Called the Long-Term Stock Exchange, the exchange was formulated by “the nation’s tech elite” who weren’t in favor of the market’s focus on near-term profit. The goal of this new exchange is to minimize short-term pressures and support innovations that are meant to boost companies in the long run, CNBC says.
One of the Long-Term Stock Exchange’s benefits could include scaling voting power “the longer an investor holds a stake in a company,” CNBC says. There’s a also a chance that companies on the exchange might have to follow certain rules, such as “a ban on tying executive pay to the company’s short-term financial performance.”
The exchange also has the Long-Term Investor Coalition, which is made of investors working towards building businesses that last for the long run; plus, the Long-Term Stock Exchange is building tools, including software, to help decision makers better manage these businesses, including table management, runway planning, hiring, and other things.

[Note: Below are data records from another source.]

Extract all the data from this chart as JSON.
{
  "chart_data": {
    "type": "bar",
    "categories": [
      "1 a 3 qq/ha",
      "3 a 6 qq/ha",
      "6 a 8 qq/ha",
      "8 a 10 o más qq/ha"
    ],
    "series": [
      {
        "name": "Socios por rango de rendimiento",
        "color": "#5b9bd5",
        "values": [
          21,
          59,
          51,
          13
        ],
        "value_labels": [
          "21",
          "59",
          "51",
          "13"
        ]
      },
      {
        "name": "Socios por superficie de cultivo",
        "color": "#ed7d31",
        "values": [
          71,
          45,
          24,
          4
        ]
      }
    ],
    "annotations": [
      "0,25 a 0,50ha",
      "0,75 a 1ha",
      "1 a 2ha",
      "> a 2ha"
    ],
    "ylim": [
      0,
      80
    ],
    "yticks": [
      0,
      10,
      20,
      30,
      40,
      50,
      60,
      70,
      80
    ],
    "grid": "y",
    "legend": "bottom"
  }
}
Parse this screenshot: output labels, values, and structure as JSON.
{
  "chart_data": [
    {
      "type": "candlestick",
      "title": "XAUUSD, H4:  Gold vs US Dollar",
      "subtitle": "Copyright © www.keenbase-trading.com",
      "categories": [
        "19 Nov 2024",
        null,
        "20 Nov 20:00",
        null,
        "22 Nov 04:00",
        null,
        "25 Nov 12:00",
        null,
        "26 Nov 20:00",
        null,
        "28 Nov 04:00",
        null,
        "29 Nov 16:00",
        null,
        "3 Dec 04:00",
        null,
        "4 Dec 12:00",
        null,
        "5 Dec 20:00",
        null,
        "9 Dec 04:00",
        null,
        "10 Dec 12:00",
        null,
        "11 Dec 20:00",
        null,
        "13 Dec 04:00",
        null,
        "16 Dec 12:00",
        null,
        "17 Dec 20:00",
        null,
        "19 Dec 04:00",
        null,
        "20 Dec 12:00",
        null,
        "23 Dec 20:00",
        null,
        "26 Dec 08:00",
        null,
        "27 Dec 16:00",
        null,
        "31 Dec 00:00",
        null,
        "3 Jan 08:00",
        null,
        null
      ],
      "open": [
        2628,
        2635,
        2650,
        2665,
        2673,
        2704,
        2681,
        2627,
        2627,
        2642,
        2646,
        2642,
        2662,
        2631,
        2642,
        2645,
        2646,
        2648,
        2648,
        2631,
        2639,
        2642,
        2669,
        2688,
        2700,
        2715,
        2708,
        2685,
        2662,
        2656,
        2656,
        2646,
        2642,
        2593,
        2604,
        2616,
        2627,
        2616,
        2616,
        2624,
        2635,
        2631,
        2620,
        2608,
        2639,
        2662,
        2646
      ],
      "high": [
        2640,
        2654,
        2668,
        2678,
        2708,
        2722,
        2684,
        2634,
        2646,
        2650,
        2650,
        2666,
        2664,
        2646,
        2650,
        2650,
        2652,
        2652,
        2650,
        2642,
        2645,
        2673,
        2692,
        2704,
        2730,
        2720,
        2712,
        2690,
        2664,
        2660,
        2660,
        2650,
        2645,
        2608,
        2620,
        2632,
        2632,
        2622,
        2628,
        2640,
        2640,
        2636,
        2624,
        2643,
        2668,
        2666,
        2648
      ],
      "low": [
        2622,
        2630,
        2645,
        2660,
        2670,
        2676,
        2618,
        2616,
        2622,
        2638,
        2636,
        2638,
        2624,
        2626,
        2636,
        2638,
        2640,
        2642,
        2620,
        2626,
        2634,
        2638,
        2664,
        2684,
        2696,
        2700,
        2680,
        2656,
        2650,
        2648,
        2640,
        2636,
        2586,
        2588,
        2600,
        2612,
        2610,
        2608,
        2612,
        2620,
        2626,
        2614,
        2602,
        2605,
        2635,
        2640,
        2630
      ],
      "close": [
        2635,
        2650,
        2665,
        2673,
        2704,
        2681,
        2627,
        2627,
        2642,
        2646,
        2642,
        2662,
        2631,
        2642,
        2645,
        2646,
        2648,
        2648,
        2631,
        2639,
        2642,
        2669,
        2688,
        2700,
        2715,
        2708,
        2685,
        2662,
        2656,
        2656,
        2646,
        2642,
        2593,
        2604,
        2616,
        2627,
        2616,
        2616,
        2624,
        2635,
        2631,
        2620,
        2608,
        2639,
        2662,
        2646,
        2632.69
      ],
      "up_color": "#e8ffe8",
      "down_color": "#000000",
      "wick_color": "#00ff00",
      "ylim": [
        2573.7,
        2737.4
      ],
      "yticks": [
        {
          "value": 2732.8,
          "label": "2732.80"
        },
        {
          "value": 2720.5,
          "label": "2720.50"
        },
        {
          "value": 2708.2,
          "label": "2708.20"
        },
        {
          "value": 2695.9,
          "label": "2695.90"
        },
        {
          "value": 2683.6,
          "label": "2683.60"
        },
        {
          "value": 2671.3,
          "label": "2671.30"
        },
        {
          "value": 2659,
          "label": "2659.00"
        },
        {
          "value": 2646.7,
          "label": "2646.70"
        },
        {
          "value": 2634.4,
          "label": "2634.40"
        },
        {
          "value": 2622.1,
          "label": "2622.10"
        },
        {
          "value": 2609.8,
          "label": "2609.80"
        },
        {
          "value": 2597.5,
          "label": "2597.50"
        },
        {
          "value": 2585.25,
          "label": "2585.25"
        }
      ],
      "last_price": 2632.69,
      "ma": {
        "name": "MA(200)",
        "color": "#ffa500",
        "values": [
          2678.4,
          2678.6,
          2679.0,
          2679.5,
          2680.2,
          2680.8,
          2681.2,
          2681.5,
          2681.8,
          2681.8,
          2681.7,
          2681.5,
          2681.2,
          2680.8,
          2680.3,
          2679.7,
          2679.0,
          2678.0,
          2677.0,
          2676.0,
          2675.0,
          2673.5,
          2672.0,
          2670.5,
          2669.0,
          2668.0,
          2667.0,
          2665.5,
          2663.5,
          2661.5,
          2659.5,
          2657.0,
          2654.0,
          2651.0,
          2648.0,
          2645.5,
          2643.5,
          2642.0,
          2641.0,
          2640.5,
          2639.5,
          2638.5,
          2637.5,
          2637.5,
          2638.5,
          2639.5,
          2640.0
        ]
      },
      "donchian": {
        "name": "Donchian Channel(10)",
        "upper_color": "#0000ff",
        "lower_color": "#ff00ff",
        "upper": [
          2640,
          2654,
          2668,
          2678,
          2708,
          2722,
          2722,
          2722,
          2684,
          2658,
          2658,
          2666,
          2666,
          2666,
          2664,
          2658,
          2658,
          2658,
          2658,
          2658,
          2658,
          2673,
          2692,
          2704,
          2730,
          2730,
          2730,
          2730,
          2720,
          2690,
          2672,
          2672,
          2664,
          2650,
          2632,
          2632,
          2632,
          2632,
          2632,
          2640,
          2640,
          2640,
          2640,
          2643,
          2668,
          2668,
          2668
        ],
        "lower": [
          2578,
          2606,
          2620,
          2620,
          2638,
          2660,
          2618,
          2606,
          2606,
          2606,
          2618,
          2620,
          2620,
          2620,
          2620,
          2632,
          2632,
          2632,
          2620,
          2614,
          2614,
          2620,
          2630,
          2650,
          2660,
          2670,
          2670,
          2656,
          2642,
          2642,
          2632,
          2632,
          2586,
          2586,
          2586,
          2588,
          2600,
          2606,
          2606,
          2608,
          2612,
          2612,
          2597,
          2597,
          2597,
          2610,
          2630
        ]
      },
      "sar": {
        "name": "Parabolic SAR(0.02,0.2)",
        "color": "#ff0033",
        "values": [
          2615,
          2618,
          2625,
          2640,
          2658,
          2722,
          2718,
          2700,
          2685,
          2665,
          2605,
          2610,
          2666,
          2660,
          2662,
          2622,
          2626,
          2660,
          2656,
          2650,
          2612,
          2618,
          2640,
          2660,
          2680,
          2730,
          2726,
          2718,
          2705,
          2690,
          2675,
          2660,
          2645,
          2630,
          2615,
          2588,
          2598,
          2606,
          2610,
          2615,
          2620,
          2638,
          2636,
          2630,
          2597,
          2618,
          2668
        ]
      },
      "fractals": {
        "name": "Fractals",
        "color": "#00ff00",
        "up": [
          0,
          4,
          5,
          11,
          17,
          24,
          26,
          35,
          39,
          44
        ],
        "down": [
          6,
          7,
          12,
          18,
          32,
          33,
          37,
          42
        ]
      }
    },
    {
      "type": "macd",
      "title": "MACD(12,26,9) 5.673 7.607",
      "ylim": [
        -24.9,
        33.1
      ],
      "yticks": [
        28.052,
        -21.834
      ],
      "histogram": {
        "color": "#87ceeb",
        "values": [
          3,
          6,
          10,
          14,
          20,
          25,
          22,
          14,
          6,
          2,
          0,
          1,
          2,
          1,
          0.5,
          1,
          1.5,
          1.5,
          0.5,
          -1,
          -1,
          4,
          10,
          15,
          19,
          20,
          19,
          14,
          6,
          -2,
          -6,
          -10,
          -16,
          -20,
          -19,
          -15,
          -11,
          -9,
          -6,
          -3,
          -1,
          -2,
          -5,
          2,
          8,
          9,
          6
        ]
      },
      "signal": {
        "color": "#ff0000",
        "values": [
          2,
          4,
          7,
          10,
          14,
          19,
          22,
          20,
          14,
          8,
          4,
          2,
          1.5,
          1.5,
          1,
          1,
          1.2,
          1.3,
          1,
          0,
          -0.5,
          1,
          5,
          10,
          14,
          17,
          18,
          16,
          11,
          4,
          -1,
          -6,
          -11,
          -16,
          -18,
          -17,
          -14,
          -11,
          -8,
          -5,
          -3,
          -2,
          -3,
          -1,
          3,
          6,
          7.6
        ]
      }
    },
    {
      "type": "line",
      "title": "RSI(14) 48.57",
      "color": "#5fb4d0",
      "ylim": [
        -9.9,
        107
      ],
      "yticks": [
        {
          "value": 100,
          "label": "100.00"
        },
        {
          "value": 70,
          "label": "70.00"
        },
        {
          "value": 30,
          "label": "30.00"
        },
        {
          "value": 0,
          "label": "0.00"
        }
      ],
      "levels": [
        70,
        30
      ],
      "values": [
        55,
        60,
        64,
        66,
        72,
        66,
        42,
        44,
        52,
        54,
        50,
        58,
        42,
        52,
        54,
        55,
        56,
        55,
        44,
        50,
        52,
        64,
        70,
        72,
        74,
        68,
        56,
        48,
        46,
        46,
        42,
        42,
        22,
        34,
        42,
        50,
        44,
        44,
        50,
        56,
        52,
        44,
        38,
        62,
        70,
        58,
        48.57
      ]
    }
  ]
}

The new exchange was sparked from “regulatory criticism” from late 2018; it was filed with the Securities and Exchange Commission late last year, and was criticized for its structure. Specifically, Commissioner Robert Jackson Jr. told the Wall Street Journal “the structure of the exchange could grant founders and early investors in startups excessive power at the expense of other shareholders,” CNBC says.
“We welcome the approval, which advances our vision of a new way of being public for a generation of companies that aspire to build their businesses and generate value for decades to come,” Zoran Perkov, the top operations executive at the exchange, told CNBC.
The Long-Term Stock Exchange is expected to accept listing and start trading later this year.